Ki doğru... herkes bir gün konuşur... kim olursa olsun zayıflığı vardır ve zayıflığından vurduğunda konuşur. O san Sarai'nin karşısına kendiyle değil de Dina'yla gelseydiniz bakın nasıl konuşurdu. Neden yapmadılar bilmiyorum ama işte o zaman sadakati belli olurdu. İnsan sevdiği için kendi canını hiçe sayar belki ama karşısında iki sevdiği varken birini feda etmek... işte asıl vuruş o zaman olurdu bence.

Sırf bu konudan puan kırarmışım :D

Sarai'nin sadakat testi harbiden tam vuruştu... o konudaki detaylar... vay anasını dedirtti.

Kitaba dair söylemek istediğim o kadar yer var ki... inanın spoiler verip büyüsünü bozmaktan korkuyorum. :(

Ama şunu söyleyebilirim ki Sarai'nin normal hayat yaşayamayıp, normal hayata ayak uyduramayıp, intikam ateşiyle tutuşurken eli kolu bağlı oturamayıp hareket geçmesinin... Javier'den sonra ki ilk cinayetini işleyişi... - aslında her ikisi de kendi koruma içgüdüsüydü. Cinayet değil nefsi müdafa diyelim ;) - Victor ve ekibin yanında bir tetikçi, katil olma yolunda ilerleyişinin kitabıydı.

Yani kısacası Sarai'nin ölümü Izabel'in doğuşunun kitabı!
Veee benden 5 üzerinden 4.5 aldı. Neden mi 4.5 ? Çünkü yukarıdaki bahsettiğim detay... Dina... işte o zaman Sarai konuşur muydu konuşmaz mıydı? O kısım bir katilin aklına gelmiyorsa ben mi söyleyeceğim.

Tabi yazar daha iyi bilir ama o kısım daha iyi olurdu ve hadi ama ya... Sarai kaçırıldı azıcık onun işkencelerini okumak hakkımızdı bence.

Kendimi çok sadist hissettim şuan ama öyle... Fredrick'in işkencelerini okuduk bence Sarai'ninkini de okuyabilirdik.

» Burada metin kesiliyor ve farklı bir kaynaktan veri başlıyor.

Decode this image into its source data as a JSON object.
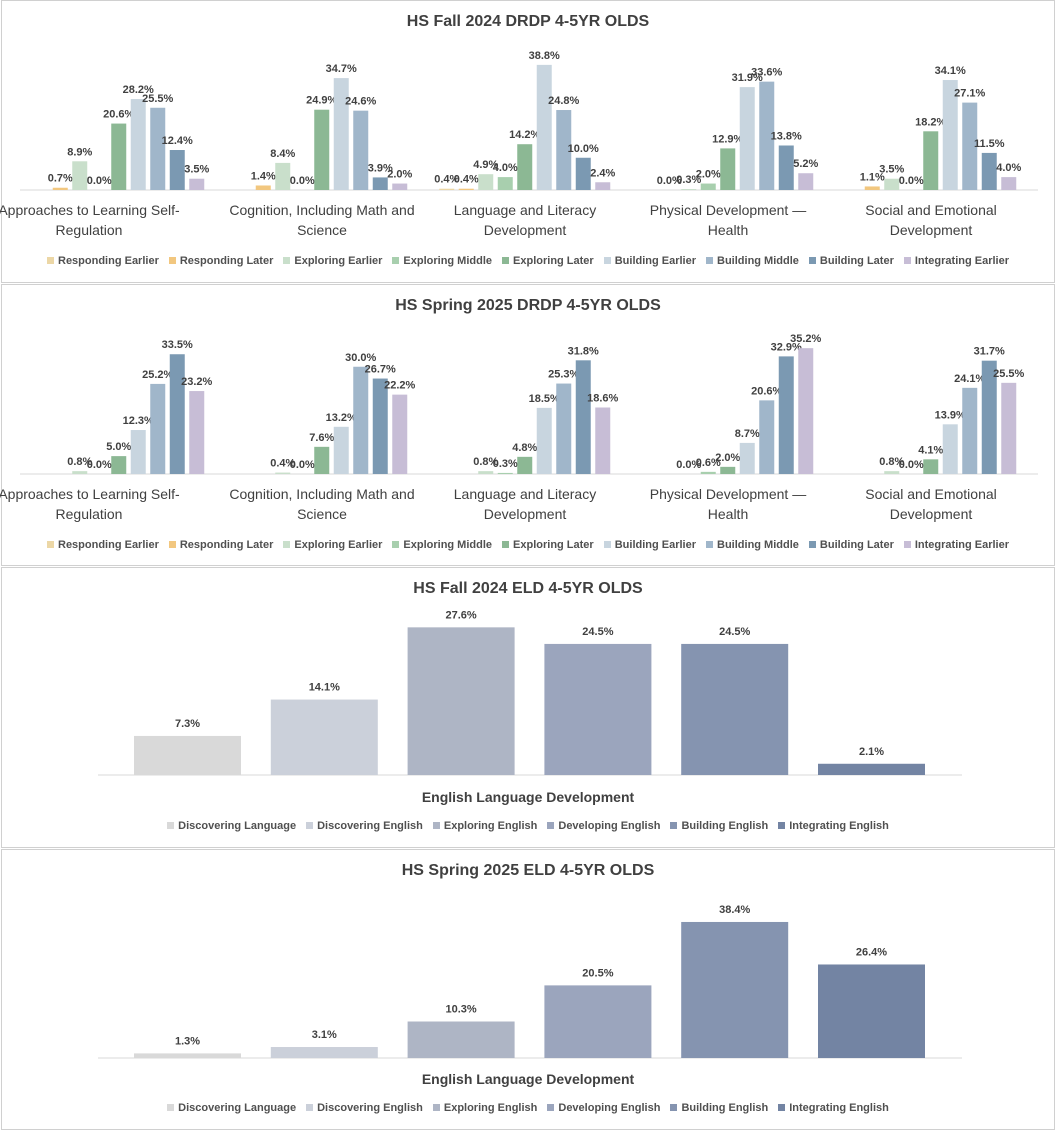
{
  "chart_data": [
    {
      "type": "bar",
      "title": "HS Fall 2024 DRDP 4-5YR OLDS",
      "categories": [
        "Approaches to Learning Self-Regulation",
        "Cognition, Including Math and Science",
        "Language and Literacy Development",
        "Physical Development — Health",
        "Social and Emotional Development"
      ],
      "unit": "%",
      "ylim": [
        0,
        40
      ],
      "grid": false,
      "legend": "bottom",
      "series": [
        {
          "name": "Responding Earlier",
          "color": "#ecd7a6",
          "values": [
            null,
            null,
            0.4,
            null,
            null
          ]
        },
        {
          "name": "Responding Later",
          "color": "#f2c77f",
          "values": [
            0.7,
            1.4,
            0.4,
            0.0,
            1.1
          ]
        },
        {
          "name": "Exploring Earlier",
          "color": "#c9dfcb",
          "values": [
            8.9,
            8.4,
            4.9,
            0.3,
            3.5
          ]
        },
        {
          "name": "Exploring Middle",
          "color": "#a8cfae",
          "values": [
            0.0,
            0.0,
            4.0,
            2.0,
            0.0
          ]
        },
        {
          "name": "Exploring Later",
          "color": "#8cb894",
          "values": [
            20.6,
            24.9,
            14.2,
            12.9,
            18.2
          ]
        },
        {
          "name": "Building Earlier",
          "color": "#c8d5df",
          "values": [
            28.2,
            34.7,
            38.8,
            31.9,
            34.1
          ]
        },
        {
          "name": "Building Middle",
          "color": "#a0b6ca",
          "values": [
            25.5,
            24.6,
            24.8,
            33.6,
            27.1
          ]
        },
        {
          "name": "Building Later",
          "color": "#7b99b2",
          "values": [
            12.4,
            3.9,
            10.0,
            13.8,
            11.5
          ]
        },
        {
          "name": "Integrating Earlier",
          "color": "#c7bdd6",
          "values": [
            3.5,
            2.0,
            2.4,
            5.2,
            4.0
          ]
        }
      ]
    },
    {
      "type": "bar",
      "title": "HS Spring 2025 DRDP 4-5YR OLDS",
      "categories": [
        "Approaches to Learning Self-Regulation",
        "Cognition, Including Math and Science",
        "Language and Literacy Development",
        "Physical Development — Health",
        "Social and Emotional Development"
      ],
      "unit": "%",
      "ylim": [
        0,
        40
      ],
      "grid": false,
      "legend": "bottom",
      "series": [
        {
          "name": "Responding Earlier",
          "color": "#ecd7a6",
          "values": [
            null,
            null,
            null,
            null,
            null
          ]
        },
        {
          "name": "Responding Later",
          "color": "#f2c77f",
          "values": [
            null,
            null,
            null,
            null,
            null
          ]
        },
        {
          "name": "Exploring Earlier",
          "color": "#c9dfcb",
          "values": [
            0.8,
            0.4,
            0.8,
            0.0,
            0.8
          ]
        },
        {
          "name": "Exploring Middle",
          "color": "#a8cfae",
          "values": [
            0.0,
            0.0,
            0.3,
            0.6,
            0.0
          ]
        },
        {
          "name": "Exploring Later",
          "color": "#8cb894",
          "values": [
            5.0,
            7.6,
            4.8,
            2.0,
            4.1
          ]
        },
        {
          "name": "Building Earlier",
          "color": "#c8d5df",
          "values": [
            12.3,
            13.2,
            18.5,
            8.7,
            13.9
          ]
        },
        {
          "name": "Building Middle",
          "color": "#a0b6ca",
          "values": [
            25.2,
            30.0,
            25.3,
            20.6,
            24.1
          ]
        },
        {
          "name": "Building Later",
          "color": "#7b99b2",
          "values": [
            33.5,
            26.7,
            31.8,
            32.9,
            31.7
          ]
        },
        {
          "name": "Integrating Earlier",
          "color": "#c7bdd6",
          "values": [
            23.2,
            22.2,
            18.6,
            35.2,
            25.5
          ]
        }
      ]
    },
    {
      "type": "bar",
      "title": "HS Fall 2024 ELD 4-5YR OLDS",
      "xlabel": "English Language Development",
      "unit": "%",
      "ylim": [
        0,
        30
      ],
      "grid": false,
      "legend": "bottom",
      "series": [
        {
          "name": "Discovering Language",
          "color": "#d9d9d9",
          "values": [
            7.3
          ]
        },
        {
          "name": "Discovering English",
          "color": "#cbd0da",
          "values": [
            14.1
          ]
        },
        {
          "name": "Exploring English",
          "color": "#aeb5c5",
          "values": [
            27.6
          ]
        },
        {
          "name": "Developing English",
          "color": "#9ba5bd",
          "values": [
            24.5
          ]
        },
        {
          "name": "Building English",
          "color": "#8594b0",
          "values": [
            24.5
          ]
        },
        {
          "name": "Integrating English",
          "color": "#7384a3",
          "values": [
            2.1
          ]
        }
      ]
    },
    {
      "type": "bar",
      "title": "HS Spring 2025 ELD 4-5YR OLDS",
      "xlabel": "English Language Development",
      "unit": "%",
      "ylim": [
        0,
        40
      ],
      "grid": false,
      "legend": "bottom",
      "series": [
        {
          "name": "Discovering Language",
          "color": "#d9d9d9",
          "values": [
            1.3
          ]
        },
        {
          "name": "Discovering English",
          "color": "#cbd0da",
          "values": [
            3.1
          ]
        },
        {
          "name": "Exploring English",
          "color": "#aeb5c5",
          "values": [
            10.3
          ]
        },
        {
          "name": "Developing English",
          "color": "#9ba5bd",
          "values": [
            20.5
          ]
        },
        {
          "name": "Building English",
          "color": "#8594b0",
          "values": [
            38.4
          ]
        },
        {
          "name": "Integrating English",
          "color": "#7384a3",
          "values": [
            26.4
          ]
        }
      ]
    }
  ]
}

Neyse... kitabı sevdim tabi genel olarak bakıldığında bayıldım da ama işte benim için eksik olan kısım vardı... Belki sizler için öyle olmayabilir bunu okuyup deneyimlemeniz gerek.

Ama seri süper =)

Yorumlar
« geri ileri »

0 ile 0 arası yorum gösteriliyor, toplam 0 yorum.
Yorum yazılmamış.
« geri ileri »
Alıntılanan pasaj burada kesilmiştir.